Heat shock protein hsp70 accelerates the recovery of heat-shocked mammalian cells through its modulation of heat shock transcription factor HSF1.

The role of mammalian 70-kDa heat shock protein (hsp70) in regulating cellular response to heat shock was examined by using three closely related rat cells: control Rat-1 cells, thermotolerant Rat-1 (TT Rat-1) cells, and heat-resistant M21 cells, a derivative of Rat-1 cells that constitutively overexpress human hsp70. In all these cells, after a prescribed heat shock, the level of the phosphorylated form of heat shock transcription factor HSF1 and that of HSF1 capable of binding to its cognitive DNA sequence heat shock element (HSE) exhibit similar time dependence.
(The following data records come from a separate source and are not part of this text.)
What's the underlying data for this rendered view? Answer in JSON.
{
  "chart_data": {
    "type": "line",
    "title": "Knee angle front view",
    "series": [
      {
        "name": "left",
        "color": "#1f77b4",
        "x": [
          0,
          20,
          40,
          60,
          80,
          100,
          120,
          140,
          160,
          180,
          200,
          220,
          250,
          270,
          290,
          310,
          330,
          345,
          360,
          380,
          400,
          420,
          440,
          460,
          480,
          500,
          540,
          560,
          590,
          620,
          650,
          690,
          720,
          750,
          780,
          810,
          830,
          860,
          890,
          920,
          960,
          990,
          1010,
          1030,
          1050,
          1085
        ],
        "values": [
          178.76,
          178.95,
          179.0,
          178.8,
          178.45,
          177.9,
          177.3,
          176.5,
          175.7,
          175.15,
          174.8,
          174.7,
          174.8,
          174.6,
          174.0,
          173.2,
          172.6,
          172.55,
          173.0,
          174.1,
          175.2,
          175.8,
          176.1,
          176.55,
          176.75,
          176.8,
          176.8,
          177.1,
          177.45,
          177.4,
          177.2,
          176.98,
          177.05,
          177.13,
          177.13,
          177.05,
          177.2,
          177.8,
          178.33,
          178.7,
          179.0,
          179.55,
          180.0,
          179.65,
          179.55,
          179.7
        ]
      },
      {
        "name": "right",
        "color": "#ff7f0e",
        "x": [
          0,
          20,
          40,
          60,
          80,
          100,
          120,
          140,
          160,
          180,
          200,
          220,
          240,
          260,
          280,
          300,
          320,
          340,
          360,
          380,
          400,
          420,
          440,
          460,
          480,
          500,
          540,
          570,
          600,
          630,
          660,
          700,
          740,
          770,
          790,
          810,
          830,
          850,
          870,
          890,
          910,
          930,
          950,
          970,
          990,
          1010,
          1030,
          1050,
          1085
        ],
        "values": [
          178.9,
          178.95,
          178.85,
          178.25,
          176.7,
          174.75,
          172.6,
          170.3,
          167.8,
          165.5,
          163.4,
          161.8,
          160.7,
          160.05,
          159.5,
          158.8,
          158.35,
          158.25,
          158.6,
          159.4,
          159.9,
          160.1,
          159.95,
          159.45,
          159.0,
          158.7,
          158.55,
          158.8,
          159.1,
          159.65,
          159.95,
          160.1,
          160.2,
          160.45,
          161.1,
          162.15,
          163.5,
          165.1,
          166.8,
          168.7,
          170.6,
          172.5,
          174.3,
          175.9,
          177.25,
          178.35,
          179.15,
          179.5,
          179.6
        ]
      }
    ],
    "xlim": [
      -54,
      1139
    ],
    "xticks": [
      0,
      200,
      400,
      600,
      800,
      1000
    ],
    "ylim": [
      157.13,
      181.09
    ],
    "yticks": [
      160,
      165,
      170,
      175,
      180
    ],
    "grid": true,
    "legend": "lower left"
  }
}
The amount of a constitutive HSE-binding activity (CHBA), on the other hand, inversely correlates with those of the two aforementioned forms of HSF1. The recovery kinetics from heat shock are different for the three cell lines, with the thermal-resistant TT Rat-1 and M21 cells showing faster recovery in terms of the state of phosphorylation of HSF1 and its ability to bind HSE or in terms of the reappearance of CHBA. Treatment with okadaic acid, a serine/threonine phosphatase inhibitor, delays the recovery kinetics of Rat-1 cells but not that of thermal-resistant M21 cells. These results are interpreted in terms of a role for hsp70 in the recovery of heat-shocked mammalian cells.